RGA: The first thing I would do is ask them what they are interested in. What are the things that animate their thinking? What are the things in the world that concern them? What do they read about the most? What do they see? Then I would encourage them to study that more as well as encourage them to see who works in that area. What kind of work do they do? Is there something that isn’t being done that you now understand because you’ve thought and you’ve read and you’ve maybe travelled and you’ve talked to people in the field and you can see a gap or a need? That is the hard work you first have to do. Educate yourself and become competent in your particular interest. A good patron has skin in the game. You care about it, for whatever reason. I would say it is a calling.
FS: What are the risks of being a patron? There is a dark side, isn’t there?
RGA: You get too close.
FS: You have said that artists describe the relationship as often taking the course of a love affair, ranging from “deep gratitude” to “powerful resentment.” Their patrons became their friends. But their success depended on the strength and longevity of those relationships. The danger for the artist is to be locked into a particular style or work just to please the patron. What you seem to be describing is the relationship of co-creators. You are not mandating every detail, but you are not giving the artist free rein. It’s a delicate balance.

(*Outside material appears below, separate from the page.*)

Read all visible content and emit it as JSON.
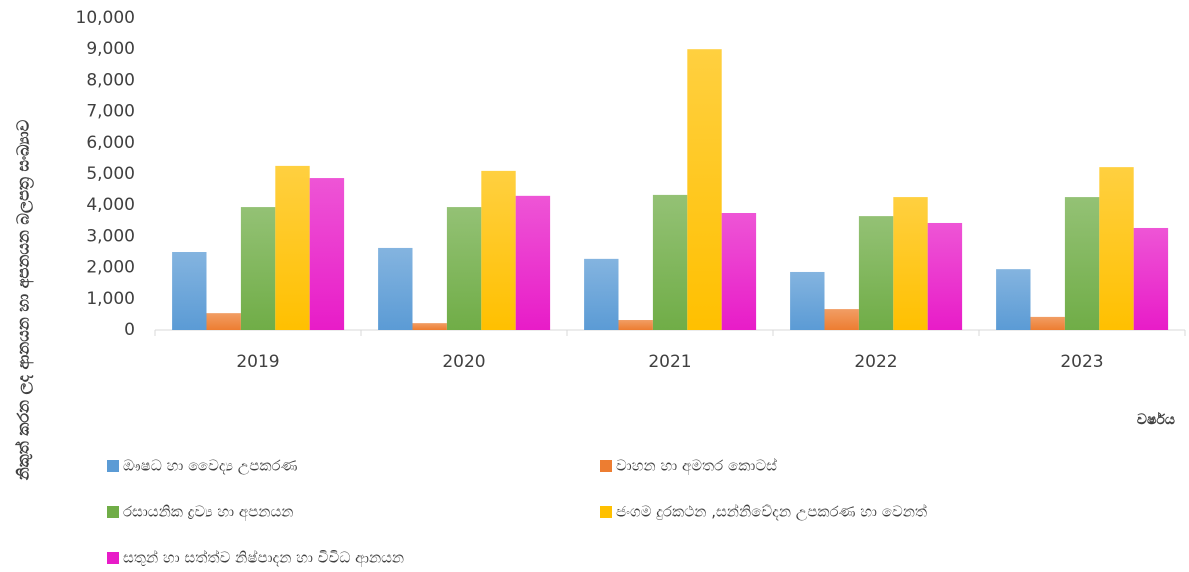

RGA: The most common criticisms of the relationship are the arbitrary demands of the patron both on the time of the artist and on the kind of work the artist is asked to do. As well, if you get too close to a person and they become dependent on you, then you’ve got a problem. To prevent that you have to watch boundaries, but that’s true in all of life, I’ve found. An organization can think: if all else fails and push comes to shove, they’ll come to us. Well, we’ve got to say no because that is hindering them from doing the work they need to do to cultivate other donors. At this point they are looking for donors more than patrons. We were the patrons that got it started because we believed in it, but if it is going to be healthy they can’t just come to us when there’s a tough spot.
FS: But it’s still worth the risk?
RGA: Yes, but for all its pitfalls, patronage of one kind or another is the reason most great works of art exist.
FS: What are the rewards of being a patron? What makes you say to yourself, “I would much rather be a patron than a donor”?
RGA: Well, there’s the joy of creation. There’s the joy of seeing something come to fruition that wouldn’t have happened. We are working now with Biola University on the chapel. It’s a new vision from the original and a genuine partnership. The new chapel is gorgeous. It’s going to honour God. It’s going to honour the creativity of human beings made in the image of God. It is going to be something to draw people to that campus just to see the chapel. It is going to inspire the students and give them a place of beauty to go to when they just need a time to sit and think and pray and do whatever. It’s going to change the campus because they have decided that beauty matters and God does beautiful stuff. This building is going to honour God, and it’s going to enhance the whole campus. God’s standard is pretty high, and our standard ought to be high.
FS: So, there is also the role of connecting people and ideas and not just seeing, protecting, or identifying?
RGA: Yes, that is wonderful to me. I love that, to see when all these pieces come together and something happens that’s bigger or better than even you imagined. I didn’t know what it would look like. I just knew it would be wonderful. And donors will want to be associated with the beauty and the glory. They want to be part of that and, again, that’s a wonderful thing. That means that those people are going to be different in how they give their money, and their entire world will become bigger.